Si alguna vez has trabajado con componentes para interiores de automóviles, sabrás cuán frustrante puede ser el fenómeno del “rebote” del material. Cuando sacas un componente del molde, este simplemente se desplaza o se deforma; no permanece en la posición correcta.
Eso ocurre porque el material sigue “luchando” contra ti. Hay estrés interno en su estructura, ya que no recibió la temperatura adecuada durante el proceso de moldeo. Por eso, en cuanto sale del molde, intenta volver a su forma original.
Dejamos de luchar contra esto al abandonar el método tradicional de calentamiento por radiación. En su lugar, utilizamos un sistema de control de temperatura por infrarrojos.
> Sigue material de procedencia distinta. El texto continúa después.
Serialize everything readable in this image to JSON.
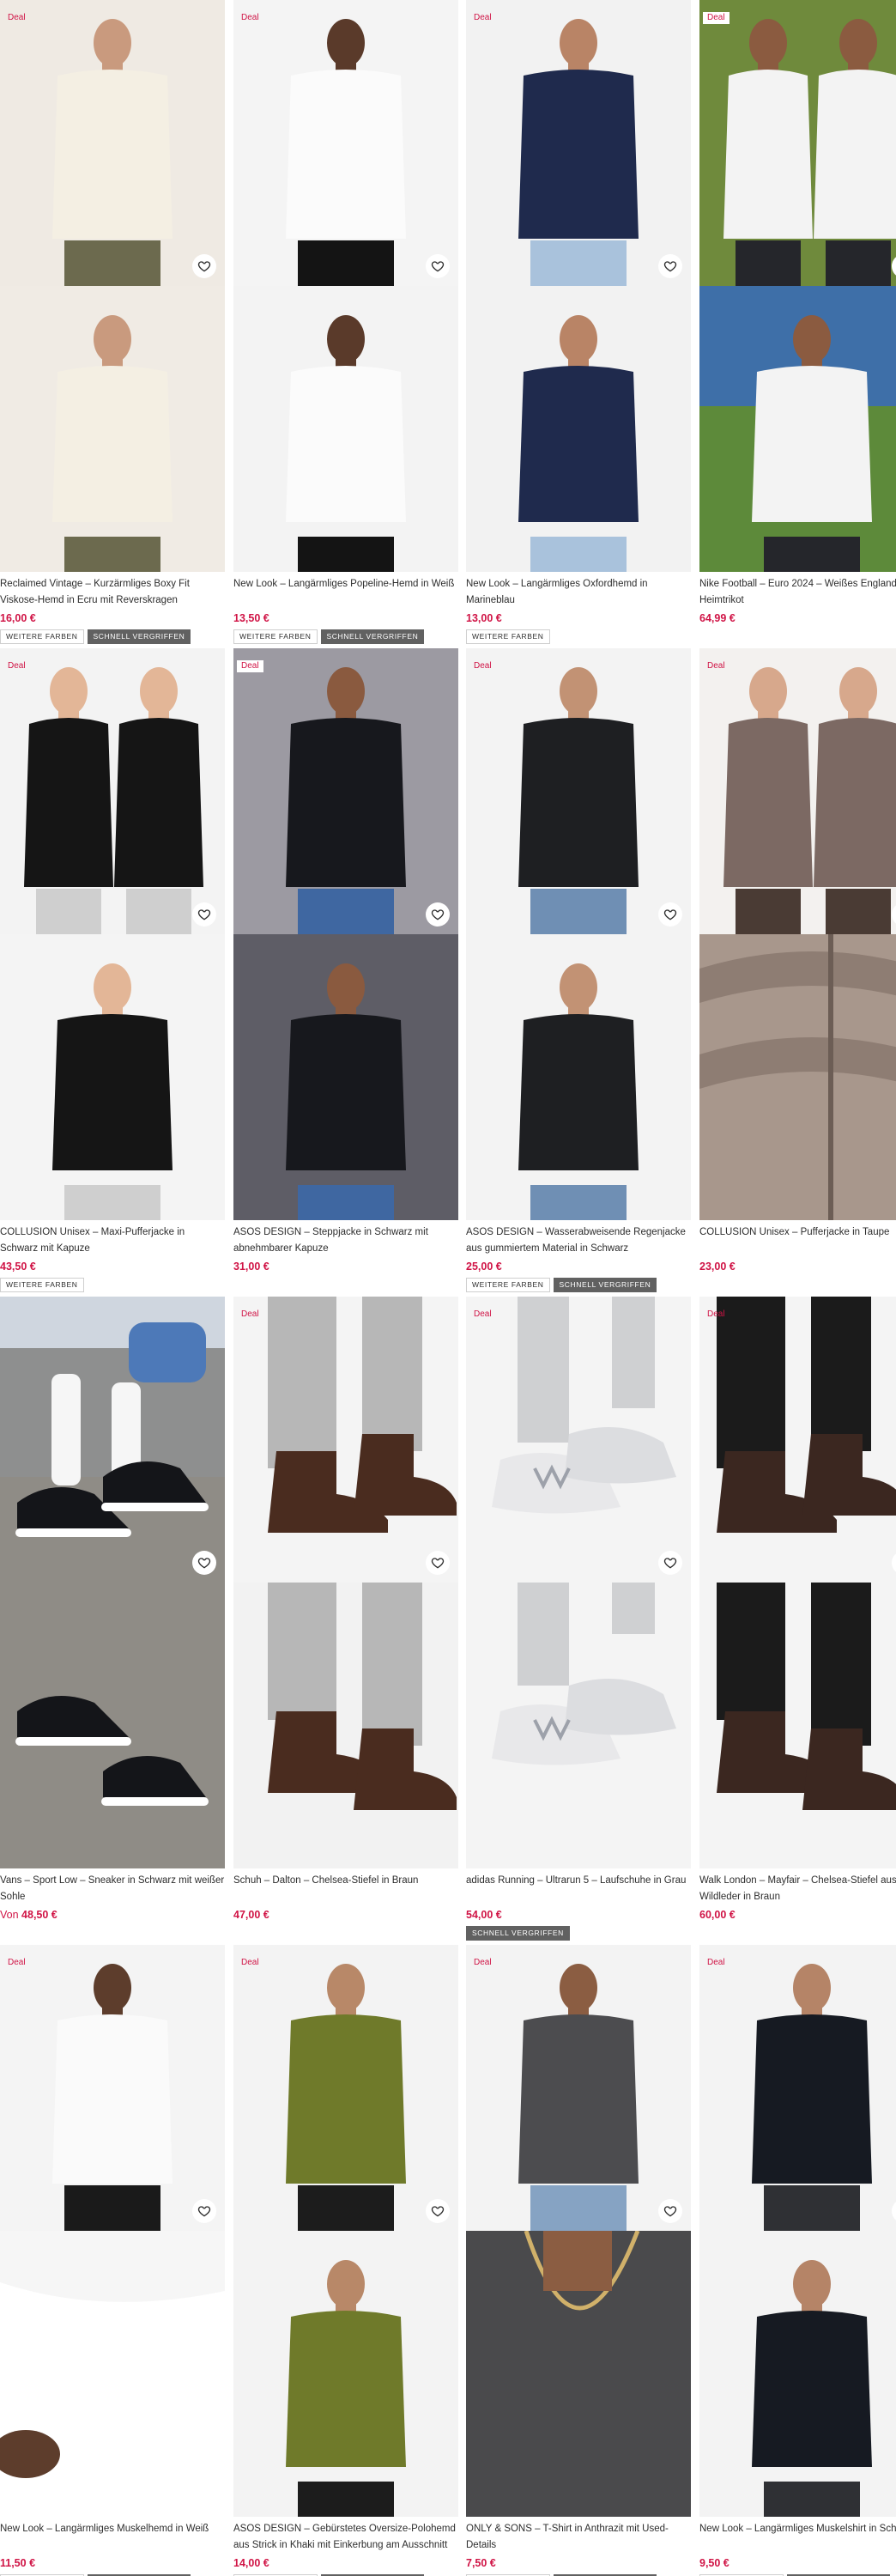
{
  "deal_label": "Deal",
  "products": [
    {
      "title": "Reclaimed Vintage – Kurzärmliges Boxy Fit Viskose-Hemd in Ecru mit Reverskragen",
      "price": "16,00 €",
      "price_prefix": "",
      "badges": [
        "WEITERE FARBEN",
        "SCHNELL VERGRIFFEN"
      ],
      "deal": true,
      "colors": {
        "bg_a": "#efeae3",
        "bg_b": "#f0ebe4",
        "item": "#f4efe3",
        "bottom": "#6c6a4e",
        "skin": "#c99a7e"
      }
    },
    {
      "title": "New Look – Langärmliges Popeline-Hemd in Weiß",
      "price": "13,50 €",
      "price_prefix": "",
      "badges": [
        "WEITERE FARBEN",
        "SCHNELL VERGRIFFEN"
      ],
      "deal": true,
      "colors": {
        "bg_a": "#f4f4f4",
        "bg_b": "#f3f3f3",
        "item": "#fbfbfb",
        "bottom": "#141414",
        "skin": "#5a3a2a"
      }
    },
    {
      "title": "New Look – Langärmliges Oxfordhemd in Marineblau",
      "price": "13,00 €",
      "price_prefix": "",
      "badges": [
        "WEITERE FARBEN"
      ],
      "deal": true,
      "colors": {
        "bg_a": "#f2f2f2",
        "bg_b": "#f2f2f2",
        "item": "#1f2a4d",
        "bottom": "#a9c2dc",
        "skin": "#b98466"
      }
    },
    {
      "title": "Nike Football – Euro 2024 – Weißes England-Heimtrikot",
      "price": "64,99 €",
      "price_prefix": "",
      "badges": [],
      "deal": true,
      "colors": {
        "bg_a": "#6f8a3c",
        "bg_b": "#5d7a3a",
        "item": "#f3f3f3",
        "bottom": "#25262b",
        "skin": "#8b5b40"
      }
    },
    {
      "title": "COLLUSION Unisex – Maxi-Pufferjacke in Schwarz mit Kapuze",
      "price": "43,50 €",
      "price_prefix": "",
      "badges": [
        "WEITERE FARBEN"
      ],
      "deal": true,
      "colors": {
        "bg_a": "#f3f3f3",
        "bg_b": "#f4f4f4",
        "item": "#151515",
        "bottom": "#cfcfcf",
        "skin": "#e3b697"
      }
    },
    {
      "title": "ASOS DESIGN – Steppjacke in Schwarz mit abnehmbarer Kapuze",
      "price": "31,00 €",
      "price_prefix": "",
      "badges": [],
      "deal": true,
      "colors": {
        "bg_a": "#9c9aa2",
        "bg_b": "#5e5d66",
        "item": "#17181d",
        "bottom": "#3f67a1",
        "skin": "#8a5a3f"
      }
    },
    {
      "title": "ASOS DESIGN – Wasserabweisende Regenjacke aus gummiertem Material in Schwarz",
      "price": "25,00 €",
      "price_prefix": "",
      "badges": [
        "WEITERE FARBEN",
        "SCHNELL VERGRIFFEN"
      ],
      "deal": true,
      "colors": {
        "bg_a": "#f3f3f3",
        "bg_b": "#f3f3f3",
        "item": "#1e1f22",
        "bottom": "#6f8fb4",
        "skin": "#c29274"
      }
    },
    {
      "title": "COLLUSION Unisex – Pufferjacke in Taupe",
      "price": "23,00 €",
      "price_prefix": "",
      "badges": [],
      "deal": true,
      "colors": {
        "bg_a": "#f3f1ef",
        "bg_b": "#b8a89e",
        "item": "#7c6963",
        "bottom": "#4a3b34",
        "skin": "#d7a88c"
      }
    },
    {
      "title": "Vans – Sport Low – Sneaker in Schwarz mit weißer Sohle",
      "price": "48,50 €",
      "price_prefix": "Von",
      "badges": [],
      "deal": false,
      "colors": {
        "bg_a": "#8e8f8f",
        "bg_b": "#6b6c6e",
        "item": "#141519",
        "bottom": "#ffffff",
        "skin": "#4d79b8"
      }
    },
    {
      "title": "Schuh – Dalton – Chelsea-Stiefel in Braun",
      "price": "47,00 €",
      "price_prefix": "",
      "badges": [],
      "deal": true,
      "colors": {
        "bg_a": "#f4f4f4",
        "bg_b": "#f2f2f2",
        "item": "#4a2c1f",
        "bottom": "#b7b7b7",
        "skin": "#cfcfcf"
      }
    },
    {
      "title": "adidas Running – Ultrarun 5 – Laufschuhe in Grau",
      "price": "54,00 €",
      "price_prefix": "",
      "badges": [
        "SCHNELL VERGRIFFEN"
      ],
      "deal": true,
      "colors": {
        "bg_a": "#f4f4f4",
        "bg_b": "#f4f4f4",
        "item": "#e8e8ea",
        "bottom": "#b9bcc4",
        "skin": "#d0d0d0"
      }
    },
    {
      "title": "Walk London – Mayfair – Chelsea-Stiefel aus Wildleder in Braun",
      "price": "60,00 €",
      "price_prefix": "",
      "badges": [],
      "deal": true,
      "colors": {
        "bg_a": "#f4f4f4",
        "bg_b": "#f4f4f4",
        "item": "#3b2720",
        "bottom": "#1b1b1b",
        "skin": "#1b1b1b"
      }
    },
    {
      "title": "New Look – Langärmliges Muskelhemd in Weiß",
      "price": "11,50 €",
      "price_prefix": "",
      "badges": [
        "WEITERE FARBEN",
        "SCHNELL VERGRIFFEN"
      ],
      "deal": true,
      "colors": {
        "bg_a": "#f4f4f4",
        "bg_b": "#f1f1f1",
        "item": "#fafafa",
        "bottom": "#1a1a1a",
        "skin": "#5d3d2c"
      }
    },
    {
      "title": "ASOS DESIGN – Gebürstetes Oversize-Polohemd aus Strick in Khaki mit Einkerbung am Ausschnitt",
      "price": "14,00 €",
      "price_prefix": "",
      "badges": [
        "WEITERE FARBEN",
        "SCHNELL VERGRIFFEN"
      ],
      "deal": true,
      "colors": {
        "bg_a": "#f3f3f3",
        "bg_b": "#f3f3f3",
        "item": "#6f7a2a",
        "bottom": "#1c1c1c",
        "skin": "#b88868"
      }
    },
    {
      "title": "ONLY & SONS – T-Shirt in Anthrazit mit Used-Details",
      "price": "7,50 €",
      "price_prefix": "",
      "badges": [
        "WEITERE FARBEN",
        "SCHNELL VERGRIFFEN"
      ],
      "deal": true,
      "colors": {
        "bg_a": "#f3f3f3",
        "bg_b": "#4a4a4c",
        "item": "#4c4c4f",
        "bottom": "#86a3c3",
        "skin": "#8b5d42"
      }
    },
    {
      "title": "New Look – Langärmliges Muskelshirt in Schwarz",
      "price": "9,50 €",
      "price_prefix": "",
      "badges": [
        "WEITERE FARBEN",
        "SCHNELL VERGRIFFEN"
      ],
      "deal": true,
      "colors": {
        "bg_a": "#f3f3f3",
        "bg_b": "#f3f3f3",
        "item": "#161a22",
        "bottom": "#2f3034",
        "skin": "#b58467"
      }
    }
  ]
}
El problema con el calor uniforme
La mayoría de los sistemas aplican la misma cantidad de calor sobre toda la superficie del componente. Pero el interior de un automóvil no es una superficie plana de plástico. Hay rincones estrechos, areas profundas y zonas planas todo junto.
Con el control zonal, podemos dividir la superficie en secciones independientes. Esto permite aumentar la temperatura en esos rincones difíciles, sin dañar las áreas más planas. De esta manera, se logra la temperatura ideal para que el material se relaje y permanezca en su lugar.
Lograr las dimensiones correctas
Lo bueno de los sistemas de infrarrojos es que actúan directamente sobre las cadenas poliméricas. Al utilizar zonas separadas, podemos permitir que ciertas áreas reciban algo más de calor durante unos segundos adicionales.
Es un equilibrio delicado. Si aplicas demasiado calor, obtendrás zonas débiles o superficies quemadas. Pero si lo haces bien, el componente tendrá exactamente las dimensiones indicadas en los planos CAD. Sin necesidad de adivinar o esperar que el componente no se deforme.
Las consideraciones importantes
No voy a decirte que sea una solución mágica. Este sistema requiere algo más de trabajo inicial. Habrá que instalar más cables y varios controladores PID, en lugar de uno solo. También será necesario tener un mapa térmico preciso del componente antes de comenzar la instalación. Claro, lleva más tiempo, pero es mejor que desperdiciar la mitad de la producción debido a que los componentes se deforman.
Un consejo importante: estos sistemas de infrarrojos generan mucho calor. Asegúrate de que la ventilación funcione correctamente. Si el flujo de aire no es adecuado, el calor ambiente afectará a los sensores y hará que el sistema se detenga.
Pero una vez que esté en funcionamiento, dejarás de luchar contra el material. Finalmente, tú serás quien tenga el control.